Multi-dimensional Data We are now looking at the problem of storing multi-dimensional keys. A common problem that we deal with with Muli-dimensional data is finding the nearest element. It is hard to find an efficient solution using our data structures that we have learned so far such as the Hash Table. In fact, it takes O(N) time to run nearest. This is because in a HashTable, we have no clue where points are so we have to iterate through all the entries.

Uniform Partitioning In order to improve our naive version of nearest in a HashMap, we can attempt to employ Uniform Partitioning. Uniform Partitioning basically means that 1 bucket in our HashMap will correspond to a certain subset of points in our data. This means we have to only iterate through the bucket which has points closest to us. As a result, running Nearest takes time inversely proportional to the number of buckets. That means nearest usually takes O(N/number of buckets time)- which is still O(N), but it is much better in the real world.

QuadTrees As we know, Trees have a sense of ordering in contrast to Hashtables which have no such quality. An idea would be to use a Binary Search Tree, but how would we tell if a two dimension point is “less than” another (would we sort on X value or Y Value). No matter which one we pick, we lose some information.

A natural approach is to make a new type of Tree– the QuadTree. The QuadTree has 4 neighbors, Northwest,Northeast, Southwest, and Southeast. This is called spatial partitioning, and differs from our approach of Uniform Partitioning because we do not have precut areas where we have points. Instead, each time we move down the QuadTree, we narrow down our possible searchable area until we reach a goal point.

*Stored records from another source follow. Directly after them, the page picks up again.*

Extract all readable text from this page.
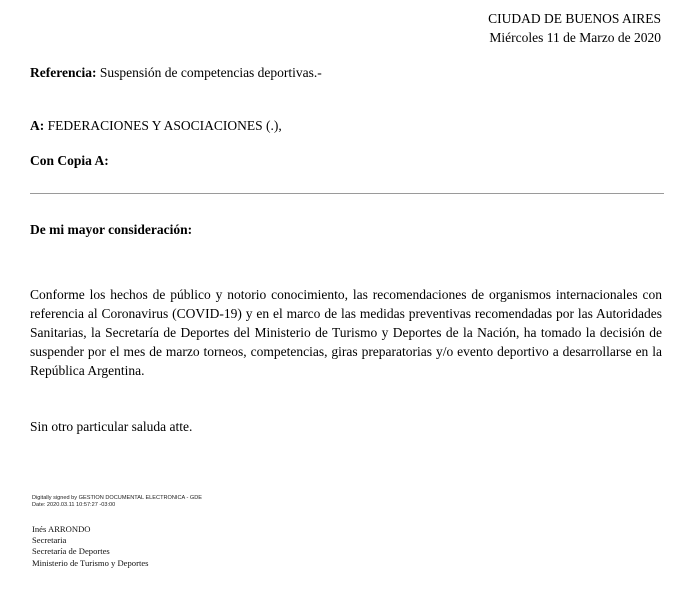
CIUDAD DE BUENOS AIRES
Miércoles 11 de Marzo de 2020
Referencia: Suspensión de competencias deportivas.-
A: FEDERACIONES Y ASOCIACIONES (.),
Con Copia A:
De mi mayor consideración:
Conforme los hechos de público y notorio conocimiento, las recomendaciones de organismos internacionales con referencia al Coronavirus (COVID-19) y en el marco de las medidas preventivas recomendadas por las Autoridades Sanitarias, la Secretaría de Deportes del Ministerio de Turismo y Deportes de la Nación, ha tomado la decisión de suspender por el mes de marzo torneos, competencias, giras preparatorias y/o evento deportivo a desarrollarse en la República Argentina.
Sin otro particular saluda atte.
Digitally signed by GESTION DOCUMENTAL ELECTRONICA - GDE
Date: 2020.03.11 10:57:27 -03:00
Inés ARRONDO
Secretaria
Secretaría de Deportes
Ministerio de Turismo y Deportes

K-D Trees One final data structure that we have for dealing with 2 dimensional data would be the K-d Tree. Essentially the idea of a K-D tree is that it’s a normal Binary Search Tree, except we alternate what value we’re looking at when we traverse through the tree. For example at the root everything to the left has an X value less than the root and everything to the right has a X value greater than the root. Then on the next level, every item to the left of some node has a Y value less than that item and everything to the right has a Y value greater than it.